Friday’s Yale Daily News tells us that Fareed Zakaria, CNN’s host of a news interview show and Editor-at-Large at Time Magazine, admitted to and apologized for plagiarizing in a recent article he authored on gun control.
Zakaria, a best-selling author and sometimes advisor to President Obama, is also reported, by Michael Rubin of Commentary, to be in great demand as a guest speaker. Rubin reports that Zakaria commands as much as $75,000 an event for his speeches. That’s rock star territory.
CNN is investigating his actions and Time has suspended him, but there is one affiliation he has that we’ve yet to hear from and that’s the most prestigious and some might say most influential one: Yale University. Zakaria is a Corporator of the Yale Corporation, an all powerful position made even more important since he also chairs the Yale University Educational Policy Committee. He also sits on Yale’s Investments Committee.
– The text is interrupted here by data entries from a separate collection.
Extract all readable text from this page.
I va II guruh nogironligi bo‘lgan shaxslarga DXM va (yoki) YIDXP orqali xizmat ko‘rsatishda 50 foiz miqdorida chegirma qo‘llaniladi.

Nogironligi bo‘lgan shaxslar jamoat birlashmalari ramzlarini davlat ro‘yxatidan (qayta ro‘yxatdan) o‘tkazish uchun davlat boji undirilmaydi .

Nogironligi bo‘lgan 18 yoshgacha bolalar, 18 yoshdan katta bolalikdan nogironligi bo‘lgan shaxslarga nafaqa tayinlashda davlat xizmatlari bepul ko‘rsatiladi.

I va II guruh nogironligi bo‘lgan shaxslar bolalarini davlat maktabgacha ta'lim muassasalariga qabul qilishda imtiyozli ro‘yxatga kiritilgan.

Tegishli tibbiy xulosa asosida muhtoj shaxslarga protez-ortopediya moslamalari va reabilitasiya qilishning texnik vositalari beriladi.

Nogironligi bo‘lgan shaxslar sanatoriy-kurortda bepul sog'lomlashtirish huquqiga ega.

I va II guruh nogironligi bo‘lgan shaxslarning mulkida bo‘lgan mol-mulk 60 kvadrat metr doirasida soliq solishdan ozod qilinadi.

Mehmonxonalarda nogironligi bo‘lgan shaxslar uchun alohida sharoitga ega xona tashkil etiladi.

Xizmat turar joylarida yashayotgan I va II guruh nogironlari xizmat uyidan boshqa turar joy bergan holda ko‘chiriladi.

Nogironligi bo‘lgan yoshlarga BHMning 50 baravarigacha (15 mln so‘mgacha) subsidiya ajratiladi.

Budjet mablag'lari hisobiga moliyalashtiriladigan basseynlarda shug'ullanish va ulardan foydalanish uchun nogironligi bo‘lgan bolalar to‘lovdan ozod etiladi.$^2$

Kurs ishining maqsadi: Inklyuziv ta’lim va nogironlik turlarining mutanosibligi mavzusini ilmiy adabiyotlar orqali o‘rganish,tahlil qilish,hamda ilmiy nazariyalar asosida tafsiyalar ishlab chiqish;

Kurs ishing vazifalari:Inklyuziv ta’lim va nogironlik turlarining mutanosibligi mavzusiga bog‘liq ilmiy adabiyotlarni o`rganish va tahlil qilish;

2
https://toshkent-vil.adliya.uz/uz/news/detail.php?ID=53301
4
Caroline Glick of the Jerusalem Post comments that while “plagiarism is a horrible thing in the media, it is about the biggest academic crime known to man.”
Rubin of Commentary weighs in: “Whether Yale President Richard Levin will do the right thing, however, is another issue. While Levin has distinguished himself as a master fundraiser, he has also shown a disturbing willingness to undercut free speech, (and) compromise academic integrity to foreign interests…” He goes on to say that it’s time to “give Zakaria the boot.”
The Future of Capitalism’s Ira Stoll writes in Reason Magazine that Zakaria’s problems are not just with plagiarism. He also has a tendency to play fast and loose with the facts in his on-air commentary. Stoll elaborates on a number of these incidents that range from a gross mischaracterization of tax policies during the Bush years to spurious and completely unsubstantiated charges that certain industries, in this instance the prison industry, are corrupt and have “bought most state politicians in America.”
Another example of this was pointed out by the meticulous media watch group CAMERA, where Zakaria, referring to an incorrect conclusion that Israel had annexed Gaza and the West Bank, offered up the inflammatory statement that “Israel has gotten used to a self-defeating spiral in which it shoots first and deals with the fallout afterwards.”
While we wait to hear what President Levin at Yale has to say about Zakaria’s transgression, it is worth noting that Zakaria held his high position at Yale throughout the period that the Yale Institute for Interdisciplinary Study of Antisemitism (YIISA), was denied due process and made to unaffiliate with Yale. We’d also note that he has already received more consideration from Yale than YIISA did during that period.